Ministers had been worrying that this weekend, which is sunny and warm, would see people trying to get around the lockdown by congregating in parks. Yesterday there were reports – not all of them hugely reliable or conclusive – of large numbers of people turning up to their local parks, with police forces dispersing groups and stopping people from sunbathing. Lambeth Council has announced Brockwell Park in London will be closed today after too many people converged on it.

Hancock’s threat looked inevitable before the weekend had begun, but given today’s weather is going to be even lovelier, he issued this warning on Marr:

‘My message is really clear: If you don't want us to have to take the step to ban exercise of all forms outside of your own home, then you have got to follow the rules.

'The vast majority of people are following the rules.
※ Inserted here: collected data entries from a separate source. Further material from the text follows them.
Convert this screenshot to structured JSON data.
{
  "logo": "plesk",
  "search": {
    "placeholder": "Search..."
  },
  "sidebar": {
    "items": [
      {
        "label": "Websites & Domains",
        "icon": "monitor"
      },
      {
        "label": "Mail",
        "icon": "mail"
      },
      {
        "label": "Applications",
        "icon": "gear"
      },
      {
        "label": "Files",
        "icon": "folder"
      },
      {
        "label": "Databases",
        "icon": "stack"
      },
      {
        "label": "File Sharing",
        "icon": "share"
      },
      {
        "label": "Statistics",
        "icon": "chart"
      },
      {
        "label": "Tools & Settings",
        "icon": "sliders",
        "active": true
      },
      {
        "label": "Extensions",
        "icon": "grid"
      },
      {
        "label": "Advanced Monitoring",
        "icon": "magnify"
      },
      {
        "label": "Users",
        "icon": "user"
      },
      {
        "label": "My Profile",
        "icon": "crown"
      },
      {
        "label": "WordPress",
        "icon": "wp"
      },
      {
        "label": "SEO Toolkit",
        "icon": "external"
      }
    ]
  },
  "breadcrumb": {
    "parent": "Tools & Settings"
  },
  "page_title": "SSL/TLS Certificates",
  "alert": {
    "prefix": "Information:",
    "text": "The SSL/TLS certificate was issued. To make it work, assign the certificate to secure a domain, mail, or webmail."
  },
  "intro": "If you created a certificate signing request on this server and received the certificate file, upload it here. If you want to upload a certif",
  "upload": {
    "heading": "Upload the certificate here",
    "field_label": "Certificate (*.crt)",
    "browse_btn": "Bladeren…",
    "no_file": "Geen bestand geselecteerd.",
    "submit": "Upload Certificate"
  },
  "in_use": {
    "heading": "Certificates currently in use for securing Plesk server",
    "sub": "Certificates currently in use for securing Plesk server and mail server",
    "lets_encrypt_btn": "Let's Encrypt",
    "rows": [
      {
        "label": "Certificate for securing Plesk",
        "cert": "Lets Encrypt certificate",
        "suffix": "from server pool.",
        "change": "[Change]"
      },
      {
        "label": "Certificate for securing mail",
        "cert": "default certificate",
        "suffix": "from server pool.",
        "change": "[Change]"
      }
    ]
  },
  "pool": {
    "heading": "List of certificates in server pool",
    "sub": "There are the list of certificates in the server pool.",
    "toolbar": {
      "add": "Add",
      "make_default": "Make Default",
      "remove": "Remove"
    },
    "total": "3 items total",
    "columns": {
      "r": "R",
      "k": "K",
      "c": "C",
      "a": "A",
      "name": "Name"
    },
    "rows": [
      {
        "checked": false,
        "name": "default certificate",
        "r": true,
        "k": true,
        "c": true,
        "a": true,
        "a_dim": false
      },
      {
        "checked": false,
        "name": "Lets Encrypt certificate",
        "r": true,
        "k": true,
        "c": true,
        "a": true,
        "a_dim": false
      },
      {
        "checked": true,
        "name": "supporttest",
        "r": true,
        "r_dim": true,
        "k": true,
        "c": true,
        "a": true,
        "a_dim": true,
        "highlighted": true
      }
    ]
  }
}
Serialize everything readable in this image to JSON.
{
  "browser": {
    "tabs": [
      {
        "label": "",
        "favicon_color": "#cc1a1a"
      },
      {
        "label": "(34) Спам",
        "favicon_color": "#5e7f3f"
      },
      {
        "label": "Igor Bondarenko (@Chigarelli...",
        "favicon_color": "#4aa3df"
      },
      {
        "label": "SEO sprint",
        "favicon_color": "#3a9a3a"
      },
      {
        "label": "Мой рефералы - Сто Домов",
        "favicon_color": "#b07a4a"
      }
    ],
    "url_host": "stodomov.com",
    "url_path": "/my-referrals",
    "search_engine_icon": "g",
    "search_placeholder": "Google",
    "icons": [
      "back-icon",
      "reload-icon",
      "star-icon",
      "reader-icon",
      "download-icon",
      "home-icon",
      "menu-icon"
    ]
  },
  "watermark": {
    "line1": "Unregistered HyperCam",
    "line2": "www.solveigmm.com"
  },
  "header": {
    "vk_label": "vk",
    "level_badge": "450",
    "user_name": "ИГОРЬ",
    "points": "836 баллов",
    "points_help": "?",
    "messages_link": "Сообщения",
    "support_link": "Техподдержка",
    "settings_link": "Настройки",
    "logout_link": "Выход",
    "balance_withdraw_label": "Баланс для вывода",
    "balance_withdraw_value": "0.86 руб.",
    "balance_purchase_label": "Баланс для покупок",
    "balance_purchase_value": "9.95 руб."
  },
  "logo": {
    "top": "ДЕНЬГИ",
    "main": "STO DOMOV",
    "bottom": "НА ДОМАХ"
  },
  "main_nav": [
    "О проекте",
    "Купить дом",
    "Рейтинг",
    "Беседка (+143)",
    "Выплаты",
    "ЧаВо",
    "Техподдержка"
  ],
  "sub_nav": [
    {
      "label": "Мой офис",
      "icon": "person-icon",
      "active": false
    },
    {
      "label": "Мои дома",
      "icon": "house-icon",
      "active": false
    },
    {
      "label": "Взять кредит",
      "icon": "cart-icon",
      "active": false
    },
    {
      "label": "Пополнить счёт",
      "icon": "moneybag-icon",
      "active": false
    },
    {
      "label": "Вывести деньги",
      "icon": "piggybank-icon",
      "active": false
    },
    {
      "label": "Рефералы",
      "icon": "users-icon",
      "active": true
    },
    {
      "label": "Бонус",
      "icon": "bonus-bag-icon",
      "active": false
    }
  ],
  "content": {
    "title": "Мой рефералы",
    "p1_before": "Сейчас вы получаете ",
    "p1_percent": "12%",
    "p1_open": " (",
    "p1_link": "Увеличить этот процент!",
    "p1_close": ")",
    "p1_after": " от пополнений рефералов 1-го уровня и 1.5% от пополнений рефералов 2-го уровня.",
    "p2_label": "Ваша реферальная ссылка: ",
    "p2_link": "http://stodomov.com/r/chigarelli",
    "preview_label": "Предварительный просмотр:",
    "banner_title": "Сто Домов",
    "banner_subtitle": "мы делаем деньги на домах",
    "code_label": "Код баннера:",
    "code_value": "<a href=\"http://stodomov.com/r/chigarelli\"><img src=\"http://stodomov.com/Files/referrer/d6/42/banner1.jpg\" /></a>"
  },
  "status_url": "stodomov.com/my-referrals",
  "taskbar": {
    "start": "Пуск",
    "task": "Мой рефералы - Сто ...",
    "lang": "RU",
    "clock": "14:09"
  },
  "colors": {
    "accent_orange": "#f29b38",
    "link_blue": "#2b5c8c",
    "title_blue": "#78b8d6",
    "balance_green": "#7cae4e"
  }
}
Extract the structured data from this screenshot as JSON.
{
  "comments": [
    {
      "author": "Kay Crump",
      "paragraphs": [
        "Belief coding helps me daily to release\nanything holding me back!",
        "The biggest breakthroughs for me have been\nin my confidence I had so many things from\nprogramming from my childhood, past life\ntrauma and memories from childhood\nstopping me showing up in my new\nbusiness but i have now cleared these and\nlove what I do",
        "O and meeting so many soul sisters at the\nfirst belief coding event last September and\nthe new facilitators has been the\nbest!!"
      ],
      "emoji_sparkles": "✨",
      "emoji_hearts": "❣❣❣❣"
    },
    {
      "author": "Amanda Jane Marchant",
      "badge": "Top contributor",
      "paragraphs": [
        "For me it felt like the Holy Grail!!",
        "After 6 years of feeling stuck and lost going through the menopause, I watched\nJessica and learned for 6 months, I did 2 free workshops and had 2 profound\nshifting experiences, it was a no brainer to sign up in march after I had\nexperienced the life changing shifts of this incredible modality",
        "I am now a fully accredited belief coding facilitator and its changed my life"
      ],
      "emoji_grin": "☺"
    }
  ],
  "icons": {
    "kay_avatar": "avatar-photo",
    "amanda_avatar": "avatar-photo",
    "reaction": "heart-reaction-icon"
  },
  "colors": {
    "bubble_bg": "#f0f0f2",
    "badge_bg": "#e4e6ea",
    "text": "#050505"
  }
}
Let's not have a minority spoiling it for everybody.'

In other countries such as France and Italy, the perimeter around someone’s home where they can exercise has gradually shrunk as the lockdown has tightened. One of the problems in Britain is that while the rules themselves are relatively simple, everyone is offering slightly different interpretations of them. It’s not just the heavy-handed policing that I covered earlier in the week, but also ministers who find themselves asked about specific examples in broadcast interviews and can’t resist embellishing on the official guidance. No. 10 corrected Transport Secretary Grant Shapps after he said people should only leave the house to buy essentials once a week. Michael Gove set his own exercise time limits, telling the public they should walk for no more than an hour and jog for no more than half an hour, despite this not being anywhere in either the regulations or the guidance. Hancock today struggled to explain why sunbathing alone in a park was any more dangerous than going for a jog alone. 

Obviously sunbathing is neither exercise nor essential (though vitamin D is), but beyond that there is a gap in rationale which makes it easier for people to either conclude that the government is making this up as it goes along (which it is – of course, out of necessity – given there is no real example of best practice in how to deal with a virus no one had heard of a few months ago), or that they’re not really doing anything wrong.

The best rationale for banning sunbathing comes from medics who have explained that this sort of lingering may make it more likely for people to start chatting to one another and then congregate in groups outside of their own household.

There is widespread frustration that while most people are limiting their time outdoors and going to great lengths to practise the social distancing requirements, a minority of people are still meeting in groups and aren’t keeping 2 metres apart from those they pass while running or walking. This frustration will be particularly felt by those without any private outdoor space, who live in high-rise flats and who have small children who need to get out.

The government has been admirably clear so far that, while stopping the spread of the virus is the priority, people’s mental health is important, too, and that getting outside is likely to help the country manage a long period of lockdown. They have taken extensive and elaborate steps to protect the economy as much as it can, but given the impact of mental ill-health on the economy (between £74 billion and £99 billion per year), it may need to take similarly creative steps to prevent an epidemic of mental illness caused by people being unable to get outside and exercise – both of which are proven to improve mental health and alleviate mental illness.

This might involve a ticketing system for parks which prioritises those without outdoor space, or specific times of day when people in certain categories can exercise. And it might also involve ministers being much clearer and more disciplined in saying what is currently permitted and why.